Before the film, others looked to adapt and make American Splendor about an everyday curmudgeon just getting by; however, they never could muster up the money or resources to fulfill the project. At one point, Rob Schneider top-lined discussions to play Pekar. It’s interesting to imagine what the role could’ve accomplished for him, or more importantly, what value Schneider would’ve added to the story. Ultimately, Paul Giamatti came to the role with co-directors Shari Springer Berman and Robert Pulcini. Hope Davis plays Pekar’s wife, Joyce Brabner. Giamatti’s portrayal of Pekar is virtually seamless, with an even more stunning performance from Davis as the caring, intelligent Brabner.

Critics took note of American Splendor. It won the Grand Jury Prize at Sundance and flew into awards season with an Academy Award nomination for Best Adapted Screenplay.

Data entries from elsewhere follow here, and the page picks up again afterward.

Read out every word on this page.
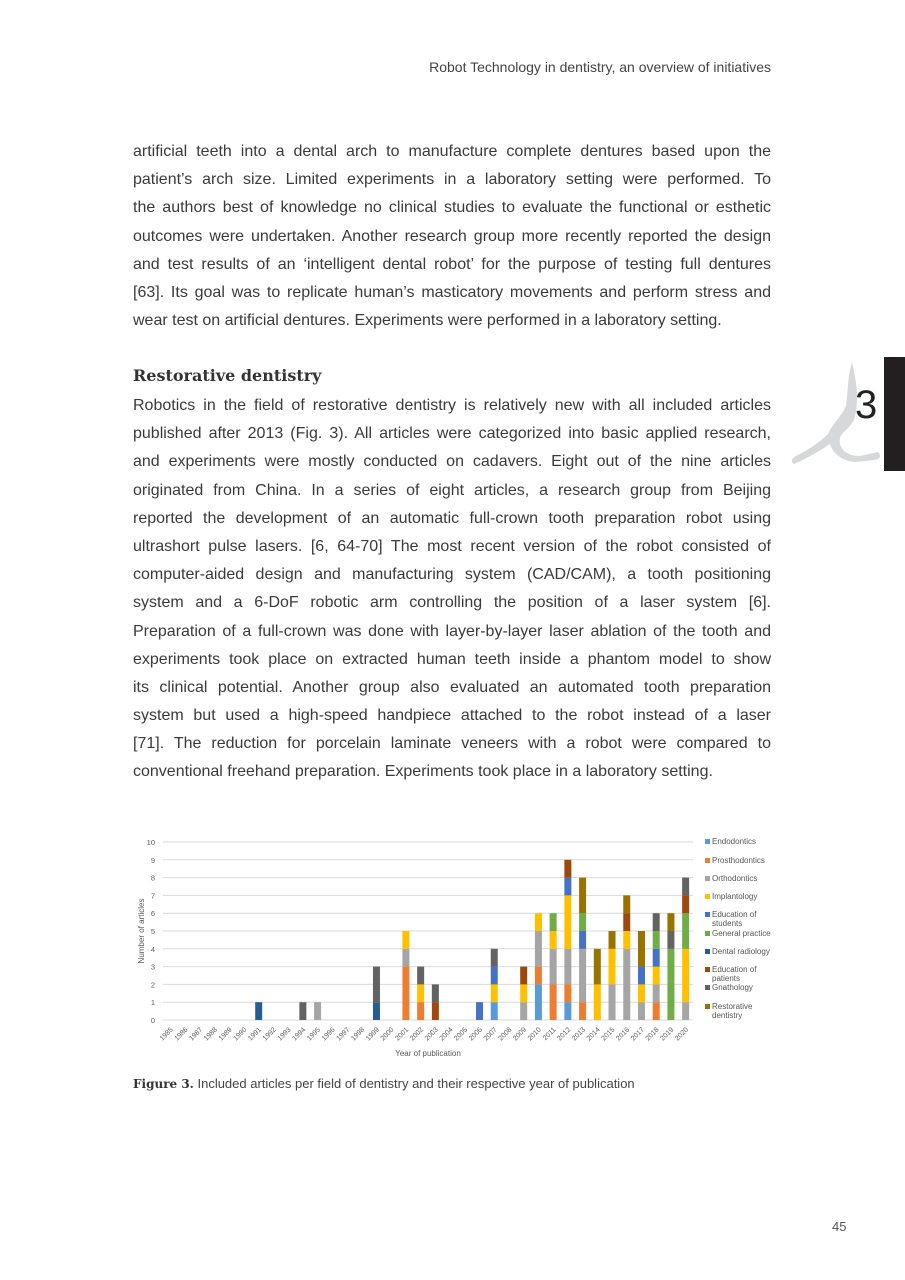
Robot Technology in dentistry, an overview of initiatives
artificial teeth into a dental arch to manufacture complete dentures based upon the
patient’s arch size. Limited experiments in a laboratory setting were performed. To
the authors best of knowledge no clinical studies to evaluate the functional or esthetic
outcomes were undertaken. Another research group more recently reported the design
and test results of an ‘intelligent dental robot’ for the purpose of testing full dentures
[63]. Its goal was to replicate human’s masticatory movements and perform stress and
wear test on artificial dentures. Experiments were performed in a laboratory setting.
Restorative dentistry
Robotics in the field of restorative dentistry is relatively new with all included articles
published after 2013 (Fig. 3). All articles were categorized into basic applied research,
and experiments were mostly conducted on cadavers. Eight out of the nine articles
originated from China. In a series of eight articles, a research group from Beijing
reported the development of an automatic full-crown tooth preparation robot using
ultrashort pulse lasers. [6, 64-70] The most recent version of the robot consisted of
computer-aided design and manufacturing system (CAD/CAM), a tooth positioning
system and a 6-DoF robotic arm controlling the position of a laser system [6].
Preparation of a full-crown was done with layer-by-layer laser ablation of the tooth and
experiments took place on extracted human teeth inside a phantom model to show
its clinical potential. Another group also evaluated an automated tooth preparation
system but used a high-speed handpiece attached to the robot instead of a laser
[71]. The reduction for porcelain laminate veneers with a robot were compared to
conventional freehand preparation. Experiments took place in a laboratory setting.
3
0
1
2
3
4
5
6
7
8
9
10
1985
1986
1987
1988
1989
1990
1991
1992
1993
1994
1995
1996
1997
1998
1999
2000
2001
2002
2003
2004
2005
2006
2007
2008
2009
2010 2011
2012
2013
2014
2015
2016
2017
2018
2019
2020
Year of publication
Number of articles
Endodontics
Prosthodontics
Orthodontics
Implantology
Education of students
General practice
Dental radiology
Education of patients
Gnathology
Restorative dentistry
Figure 3. Included articles per field of dentistry and their respective year of publication
45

Berman and Pulcini directed the film, adapting the various sensibilities of Pekar’s life into the script. The collaboration between Harvey and Joyce, as well as adapting parts of their comic issue Our Cancer Year helps craft the story’s ending. We see that Harvey still has hope for this cruddy world.

Harvey Pekar died in 2010, but the comic book community and the rest of the world remember his distinct nature, demeanor, and all the sympathetic realisms his series explored.

American Splendor is still a treat to watch. It’s not a high-stakes narrative, rather it follows a comic book writer who hit it big telling the stories of his own life. That’s all it needed to be. Whether you get here for the oddball stories and stay for the Letterman stunts, American Splendor is a cultural mark of its own and it regrets nothing about ordinary life’s complexities.